Corbett to Ask Lawmakers for a $10M Increase for Early Ed Grants

Gov. Tom Corbett plans to ask lawmakers for a $10 million increase for early education grants in his budget address next week.

The proposal would amount to a 16 percent increase in funding for the Pennsylvania Pre-K Counts program.

"Our Pre-K Counts programs consistently deliver high-quality pre-k education," Corbett said. "We’re not talking just babysitting, we’re talking care, we’re talking about teaching, we’re talking about nurturing."

Estimates show more than a one billion dollar deficit going into the fiscal year beginning in July.

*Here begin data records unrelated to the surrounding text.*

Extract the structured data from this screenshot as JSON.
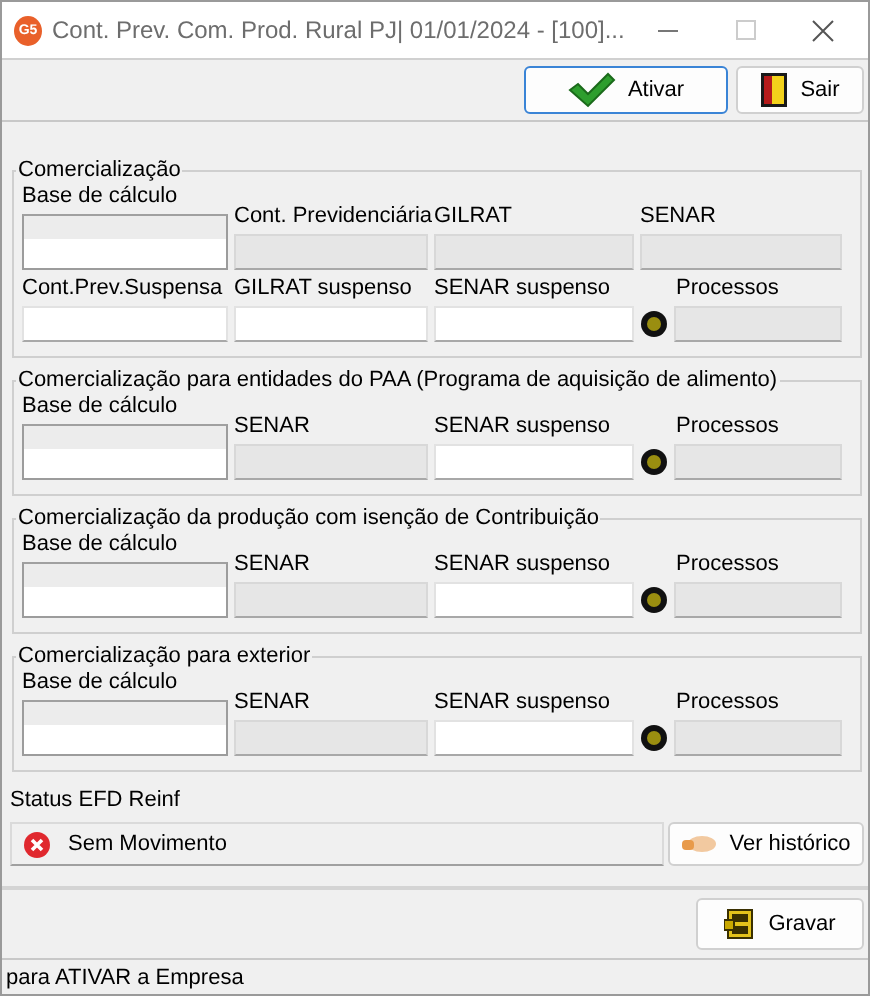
{
  "window": {
    "badge": "G5",
    "title": "Cont. Prev. Com. Prod. Rural PJ|  01/01/2024 - [100]..."
  },
  "toolbar": {
    "buttons": [
      {
        "kind": "activate",
        "label": "Ativar",
        "focused": true
      },
      {
        "kind": "exit",
        "label": "Sair",
        "focused": false
      }
    ]
  },
  "groups": [
    {
      "title": "Comercialização",
      "cells": [
        {
          "kind": "tall",
          "label": "Base de cálculo"
        },
        {
          "kind": "field",
          "label": "Cont. Previdenciária",
          "disabled": true
        },
        {
          "kind": "field",
          "label": "GILRAT",
          "disabled": true
        },
        {
          "kind": "field",
          "label": "SENAR",
          "disabled": true
        },
        {
          "kind": "field",
          "label": "Cont.Prev.Suspensa",
          "disabled": false
        },
        {
          "kind": "field",
          "label": "GILRAT suspenso",
          "disabled": false
        },
        {
          "kind": "field",
          "label": "SENAR suspenso",
          "disabled": false
        },
        {
          "kind": "lookup",
          "label": "Processos",
          "disabled": true
        }
      ]
    },
    {
      "title": "Comercialização para entidades do PAA (Programa de aquisição de alimento)",
      "cells": [
        {
          "kind": "tall",
          "label": "Base de cálculo"
        },
        {
          "kind": "field",
          "label": "SENAR",
          "disabled": true
        },
        {
          "kind": "field",
          "label": "SENAR suspenso",
          "disabled": false
        },
        {
          "kind": "lookup",
          "label": "Processos",
          "disabled": true
        }
      ]
    },
    {
      "title": "Comercialização da produção com isenção de Contribuição",
      "cells": [
        {
          "kind": "tall",
          "label": "Base de cálculo"
        },
        {
          "kind": "field",
          "label": "SENAR",
          "disabled": true
        },
        {
          "kind": "field",
          "label": "SENAR suspenso",
          "disabled": false
        },
        {
          "kind": "lookup",
          "label": "Processos",
          "disabled": true
        }
      ]
    },
    {
      "title": "Comercialização para exterior",
      "cells": [
        {
          "kind": "tall",
          "label": "Base de cálculo"
        },
        {
          "kind": "field",
          "label": "SENAR",
          "disabled": true
        },
        {
          "kind": "field",
          "label": "SENAR suspenso",
          "disabled": false
        },
        {
          "kind": "lookup",
          "label": "Processos",
          "disabled": true
        }
      ]
    }
  ],
  "efd": {
    "label": "Status EFD Reinf",
    "status": "Sem Movimento",
    "history_button": "Ver histórico"
  },
  "footer": {
    "buttons": [
      {
        "kind": "save",
        "label": "Gravar",
        "focused": false
      }
    ]
  },
  "status_bar": "para ATIVAR a Empresa"
}
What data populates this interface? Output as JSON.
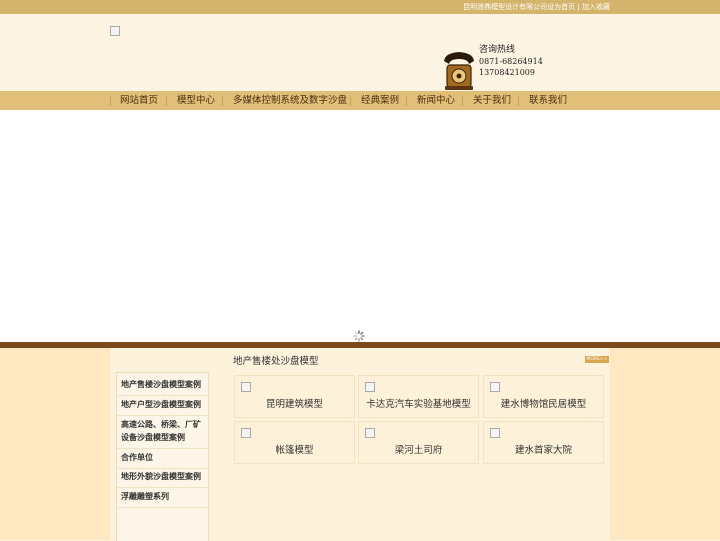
{
  "topbar": {
    "links": [
      "昆明浪鼎模型设计有限公司设为首页",
      "加入收藏"
    ],
    "separator": "|"
  },
  "header": {
    "logo_icon": "broken-image-icon",
    "hotline_title": "咨询热线",
    "phone1": "0871-68264914",
    "phone2": "13708421009",
    "phone_icon": "telephone-icon"
  },
  "nav": {
    "items": [
      "网站首页",
      "模型中心",
      "多媒体控制系统及数字沙盘",
      "经典案例",
      "新闻中心",
      "关于我们",
      "联系我们"
    ]
  },
  "banner": {
    "loading_icon": "spinner-icon"
  },
  "section": {
    "title": "地产售楼处沙盘模型",
    "more_label": "MORE>>"
  },
  "sidebar": {
    "items": [
      "地产售楼沙盘模型案例",
      "地产户型沙盘模型案例",
      "高速公路、桥梁、厂矿设备沙盘模型案例",
      "合作单位",
      "地形外貌沙盘模型案例",
      "浮雕雕塑系列"
    ]
  },
  "products": [
    {
      "caption": "昆明建筑模型"
    },
    {
      "caption": "卡达克汽车实验基地模型"
    },
    {
      "caption": "建水博物馆民居模型"
    },
    {
      "caption": "帐篷模型"
    },
    {
      "caption": "梁河土司府"
    },
    {
      "caption": "建水首家大院"
    }
  ],
  "colors": {
    "topbar": "#d4b36a",
    "nav": "#e2bf78",
    "divider": "#7c4a1a",
    "more_badge": "#d9a650"
  }
}
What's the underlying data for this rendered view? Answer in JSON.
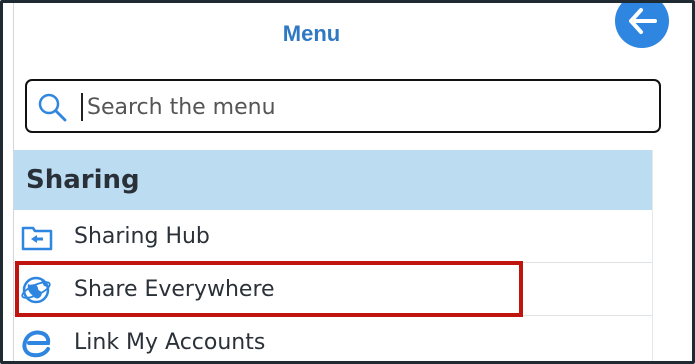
{
  "header": {
    "title": "Menu",
    "back_icon": "arrow-left-icon"
  },
  "search": {
    "placeholder": "Search the menu",
    "value": "",
    "icon": "search-icon"
  },
  "section": {
    "title": "Sharing"
  },
  "items": [
    {
      "label": "Sharing Hub",
      "icon": "sharing-hub-folder-icon"
    },
    {
      "label": "Share Everywhere",
      "icon": "share-everywhere-globe-icon",
      "highlighted": true
    },
    {
      "label": "Link My Accounts",
      "icon": "link-accounts-e-icon"
    }
  ],
  "colors": {
    "accent": "#2f78c4",
    "section_bg": "#bcdcf2",
    "highlight_border": "#c0140f"
  }
}
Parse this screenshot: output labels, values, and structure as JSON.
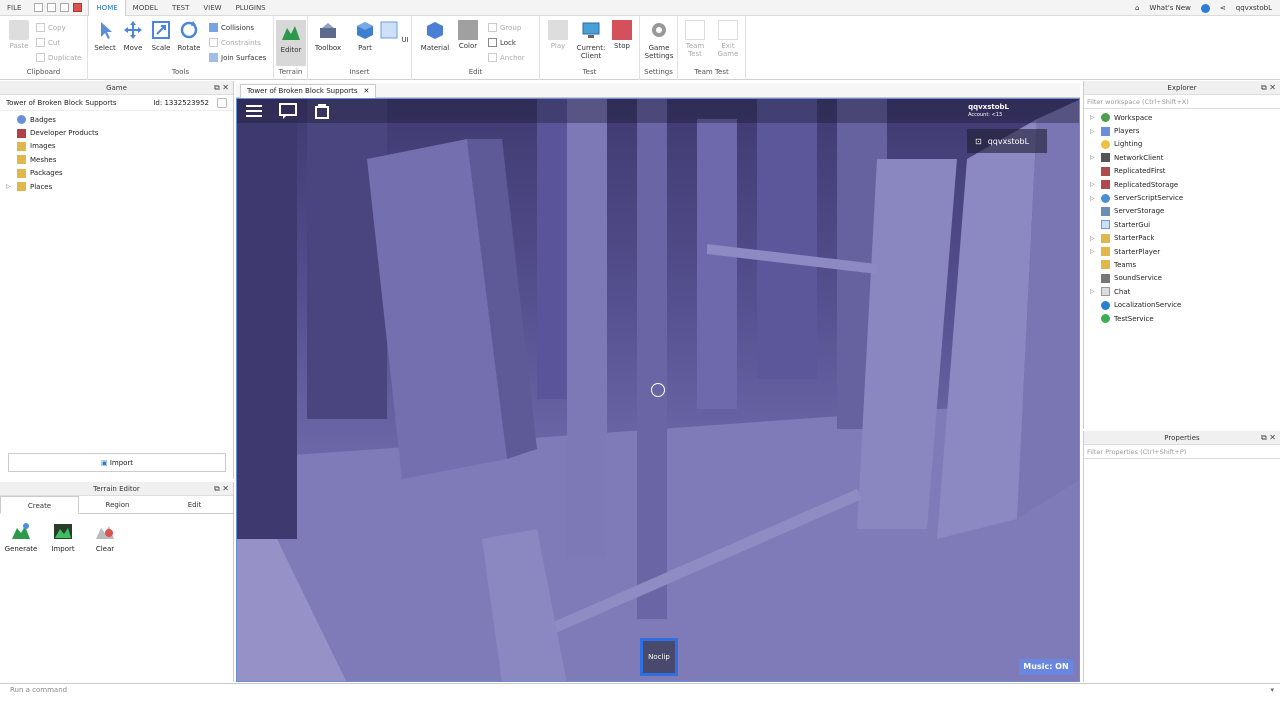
{
  "menubar": {
    "file": "FILE",
    "tabs": [
      "HOME",
      "MODEL",
      "TEST",
      "VIEW",
      "PLUGINS"
    ],
    "whats_new": "What's New",
    "username": "qqvxstobL"
  },
  "ribbon": {
    "clipboard": {
      "label": "Clipboard",
      "paste": "Paste",
      "copy": "Copy",
      "cut": "Cut",
      "duplicate": "Duplicate"
    },
    "tools": {
      "label": "Tools",
      "select": "Select",
      "move": "Move",
      "scale": "Scale",
      "rotate": "Rotate",
      "collisions": "Collisions",
      "constraints": "Constraints",
      "join_surfaces": "Join Surfaces"
    },
    "terrain": {
      "label": "Terrain",
      "editor": "Editor"
    },
    "insert": {
      "label": "Insert",
      "toolbox": "Toolbox",
      "part": "Part",
      "ui": "UI"
    },
    "edit": {
      "label": "Edit",
      "material": "Material",
      "color": "Color",
      "group": "Group",
      "lock": "Lock",
      "anchor": "Anchor"
    },
    "test": {
      "label": "Test",
      "play": "Play",
      "current_client_1": "Current:",
      "current_client_2": "Client",
      "stop": "Stop"
    },
    "settings": {
      "label": "Settings",
      "game_settings_1": "Game",
      "game_settings_2": "Settings"
    },
    "team_test": {
      "label": "Team Test",
      "team_test_1": "Team",
      "team_test_2": "Test",
      "exit_game_1": "Exit",
      "exit_game_2": "Game"
    }
  },
  "game_panel": {
    "title": "Game",
    "game_name": "Tower of Broken Block Supports",
    "game_id": "Id: 1332523952",
    "items": [
      "Badges",
      "Developer Products",
      "Images",
      "Meshes",
      "Packages",
      "Places"
    ],
    "import": "Import"
  },
  "terrain_panel": {
    "title": "Terrain Editor",
    "tabs": [
      "Create",
      "Region",
      "Edit"
    ],
    "tools": [
      "Generate",
      "Import",
      "Clear"
    ]
  },
  "viewport": {
    "tab_title": "Tower of Broken Block Supports",
    "user": "qqvxstobL",
    "account": "Account: <13",
    "player_card": "qqvxstobL",
    "noclip": "Noclip",
    "music": "Music: ON"
  },
  "explorer": {
    "title": "Explorer",
    "filter_placeholder": "Filter workspace (Ctrl+Shift+X)",
    "items": [
      "Workspace",
      "Players",
      "Lighting",
      "NetworkClient",
      "ReplicatedFirst",
      "ReplicatedStorage",
      "ServerScriptService",
      "ServerStorage",
      "StarterGui",
      "StarterPack",
      "StarterPlayer",
      "Teams",
      "SoundService",
      "Chat",
      "LocalizationService",
      "TestService"
    ]
  },
  "properties": {
    "title": "Properties",
    "filter_placeholder": "Filter Properties (Ctrl+Shift+P)"
  },
  "command_bar": {
    "placeholder": "Run a command"
  },
  "colors": {
    "accent": "#1a73c9",
    "viewport_purple": "#5f5a9a",
    "noclip_border": "#2f6fe0",
    "music_bg": "#6a87e0"
  }
}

But Corbett has given advance notice of a few other requested increases he plans to request in his spending plan — such as for abuse victims assistance and initiatives serving people with intellectual disabilities.

He says the boosts would not be contingent on finding savings through pension system overhauls, which he’s expected to outline in his budget address Tuesday.

Along with increasing spending on early education, Corbett is looking for an additional $22.4 million to help those with intellectual disabilities.The goal is to reducing the waiting list for state services while allowing approximately 1,100 additional Pennsylvanians to receive home- and community-based services.

Corbett said the services help individuals with intellectual disabilities remain active members in their communities.

“However, years of a waning funding commitment left many of these individuals on a long waiting list,” Corbett said.

The funds will focus on individuals who are “agingout” of the school support system.

“This to me is one of the best places that we can spend the money of the tax payers of Pennsylvania,” Corbett said. “To take care of … those who cant take care of themselves in Pennsylvania.”

Beyond being the right thing to do, Corbett thinks the investment in home care will result in a boost to the economy.

“Caregivers should not have to choose between caring for a loved one and full-time employment,” Corbett said.